Movie Interview: Apichatpong Weerasethakul

Written by: James Drew

AW 150x150 Movie Interview: Apichatpong WeerasethakulA Thai’s take

Apichatpong Weerasethakul won the 2010 Palme d’Or for Loong Boonmee raleuk chat (Uncle Boonmee Who Can Recall His Past Lives) (2010). Way back in 2010, on the day before the Cannes award ceremony, Federico Grandesso had the chance to talk to Apichatpong Weerasethakul, the soon-to-be recipient of the biggest prize at the Cannes Film Festival. Originally published by Together Magazine, reproduced here with their kind permission.

FG: How would you define your own cinema?

I make films for myself and to express my personal feelings. I believe that when I make movies, I have to make sure that it is through my movies that I really express myself, not through writing or talking to you.

How hard was the shoot for Loong Boonmee raleuk chat?

The difficulties came with trying to explain to the actors, some of whom were non-professionals, exactly what I wanted. Not only the actors, but the crew members too, because the film divides into six reels, and each reel has a different tone, a different style of lighting, acting style and camera work. To explain and achieve this was quite complicated, to tell the actors, ‘Okay, be natural, but not natural, like old-style acting’. Communication was difficult – I just asked the actors to recall movies they had enjoyed, and what they remembered about them. Movie making is a magic profession, and it is changing all the time. We worked as a family unit and, sometimes, we changed the script overnight.
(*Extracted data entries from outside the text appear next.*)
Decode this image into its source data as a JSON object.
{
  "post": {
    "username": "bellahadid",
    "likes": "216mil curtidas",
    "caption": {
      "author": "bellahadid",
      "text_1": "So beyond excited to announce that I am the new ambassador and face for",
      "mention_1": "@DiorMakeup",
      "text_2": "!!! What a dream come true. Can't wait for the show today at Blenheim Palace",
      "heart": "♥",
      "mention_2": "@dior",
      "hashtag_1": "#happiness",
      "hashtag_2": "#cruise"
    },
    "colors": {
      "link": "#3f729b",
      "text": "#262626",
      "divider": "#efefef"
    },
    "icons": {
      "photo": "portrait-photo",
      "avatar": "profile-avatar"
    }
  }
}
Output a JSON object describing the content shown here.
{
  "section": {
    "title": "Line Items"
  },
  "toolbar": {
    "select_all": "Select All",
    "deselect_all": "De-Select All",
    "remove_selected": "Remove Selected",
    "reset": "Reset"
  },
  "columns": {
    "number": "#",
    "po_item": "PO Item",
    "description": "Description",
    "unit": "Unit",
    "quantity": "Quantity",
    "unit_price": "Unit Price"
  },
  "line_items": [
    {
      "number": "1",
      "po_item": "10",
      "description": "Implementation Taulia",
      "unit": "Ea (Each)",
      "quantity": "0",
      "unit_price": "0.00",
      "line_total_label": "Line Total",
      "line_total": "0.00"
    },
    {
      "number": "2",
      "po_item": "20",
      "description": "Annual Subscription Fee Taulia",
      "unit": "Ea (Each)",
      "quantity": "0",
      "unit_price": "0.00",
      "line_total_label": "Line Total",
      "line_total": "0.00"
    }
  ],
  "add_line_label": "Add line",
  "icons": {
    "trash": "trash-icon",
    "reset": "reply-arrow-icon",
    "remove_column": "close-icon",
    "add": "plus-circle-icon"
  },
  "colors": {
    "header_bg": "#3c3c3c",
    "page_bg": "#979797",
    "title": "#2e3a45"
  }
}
I think perhaps this gives the process fluidity.

What are your thoughts on the civil war in Bangkok, which involves the Red Shirts supporting the deposed Thai prime minister Thaksin Shinawatra?

It’s a class war, and it’s very complicated because it’s not only about underprivileged people voicing their concerns, there are also tycoons and politicians involved. It’s not as simple as poor versus rich, it’s more about power. It’s very hard for me to fathom, because it shows how we’ve been manipulated by the media since we were young, and this situation has forced us to rethink our beliefs and morals.

Do you believe in reincarnation?

It’s a possibility, but I cannot say 100 percent until there’s another level of scientific proof. I think that we don’t know very much about the workings of the mind – I believe in the power of meditation and I think that meditation is science. There is a progress to science, from Einstein onwards, and I believe that the next step is going to be anti-gravitational. After this will be the mind, I hope.

What is the message of this movie?

Relax! Open your mind up and just let the images flow. People are different, they cannot be forced, and there are going to be those who shut off and those who share the sentiment. Me too, sometimes when I watch a commercial movie, I don’t understand it.

What is so special about northeast Thailand?

I grew up there and it’s a place that is pretty harsh. For the agricultural community, the soil and the weather are not so good, so many people migrate to Bangkok, Chiang Mai or Phuket to join the labour force. People tend to look down on the poor, because in Thailand there is a big class difference, and that has contributed to civil unrest. The area is under-represented – this movie is unique because, if it was shown in Bangkok, few people would understand it because of our local dialect. In 2008, I had to work on an art project and I travelled along the Mekong river to see the differences between now and the past, an era that is very special to me. My parents are doctors, and they moved there when there was nothing. As doctor, after you graduate you have the choice where to go, and they chose this crazy area – they were really idealistic.

Are your films screened in Chiang Mai?

In Thailand we don’t have art-house cinemas, we have only multiplexes. Even I wouldn’t go to see my movies in that environment; the public expects different kinds of films there. One of my ambitions is to open an art-house cinema in Chiang Mai.

Is there another genre that attracts you?

Science fiction. I have envisaged a project called Utopia, and it’s about a snow landscape, it’s set in a nondescript time and involves the Starship Enterprise from Star Trek, which is abandoned in the snow. Also, I would like to see old-generation female science fiction actresses such as Brigitte Bardot or Jane Fonda to explore this landscape.